Sir,

Hyphema associated with an iris naevus suggests malignant transformation.1, 2 Here, we report a case of iris naevus with recurrent spontaneous hyphema simulating an iris melanoma.

Case report

A 58-year-old female patient presented with blurred vision in the right eye because of a recurrent hyphema. Visual acuity was 20/60, and intraocular pressure was 14 mmHg. Five days later the hyphema cleared, and vision improved to 20/30. Slit-lamp examination revealed a brown coloured tumour at the 12 o’clock position, located in the middle portion of the iris touching the cornea. There was hyphema originating from the lesion (Figure 1a). Ultrasound biomicroscopy showed a 3.47 × 2.02 × 2.22 mm-sized solid iris mass without involvement of the ciliary body or the anterior chamber angle (Figure 1b). Fundus examination was unremarkable. A week later, the patient visited our clinic with decreased visual acuity (20/400) and a recurrent hyphema from the iris tumour. Orbital MRI showed an enhancing lesion at the level of the iris in the corresponding meridian. Oncologic evaluation disclosed no abnormalities suggesting a metastatic source. We suspected an iris melanoma with secondary bleeding. Tumour removal by transcorneal excisional sector iridectomy and iridoplasty with a modified McCannel suture technique using 10-0 polypropylene (Prolene) were performed. Histopathologic examination of the iris revealed scattered cells having round bland-looking nuclei and abundant heavily pigmented cytoplasm consistent with the diagnosis of a melanocytic naevus (Figure 1c). The patient regained 20/30 visual acuity, and at 6 months post-operatively had not developed additional complications.

Figure 1
figure 1

(a) Slit-lamp photograph at initial presentation showing a brown pigmented iris mass with corneal touching and haemorrhage hanging down. (b) Ultrasound biomicroscopy of solid iris tumour showing low internal echogenicity. (c) Histopathologic examination of the excised iris tumour with blood clot (hematoxylin-eosin stain, 12.5 × magnification).
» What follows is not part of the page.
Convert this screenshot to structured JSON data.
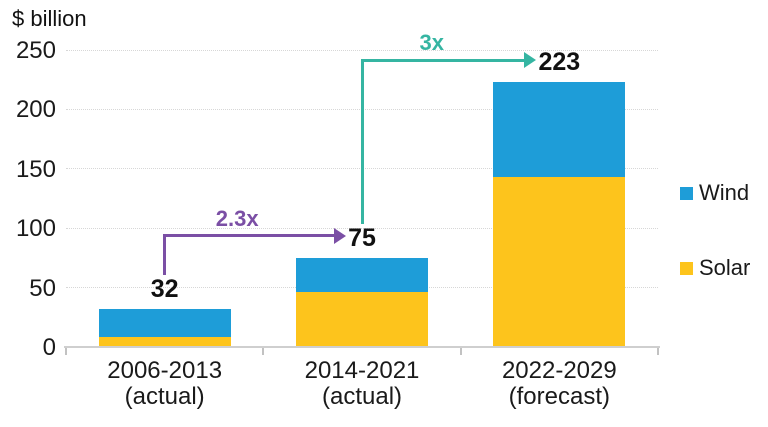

Inset (hematoxylin-eosin stain, 100 × magnification) shows scattered cells with round bland-looking nuclei and abundant heavily pigmented cytoplasm consistent with the melanocytic naevus.

Comment

It is estimated that 4–5% of suspicious iris naevi transformed into malignant melanomas.3 Clinical parameters most predictive of malignant potential on melanocytic iris tumours include larger tumour size, secondary glaucoma, pigment dispersion, prominent intralesional vasculature, tumour-related symptoms, and documented enlargement of the lesion.4 Photocoagulation may be an option to control recurrent hyphema in a benign naevus.5 In our case, largest basal tumour diameter greater than 3 mm, presence of pigment dispersion, and tumour-related symptoms gave rise to the possibility of an iris melanoma. Our patient demonstrated that iris naevus can present with recurrent spontaneous hyphema.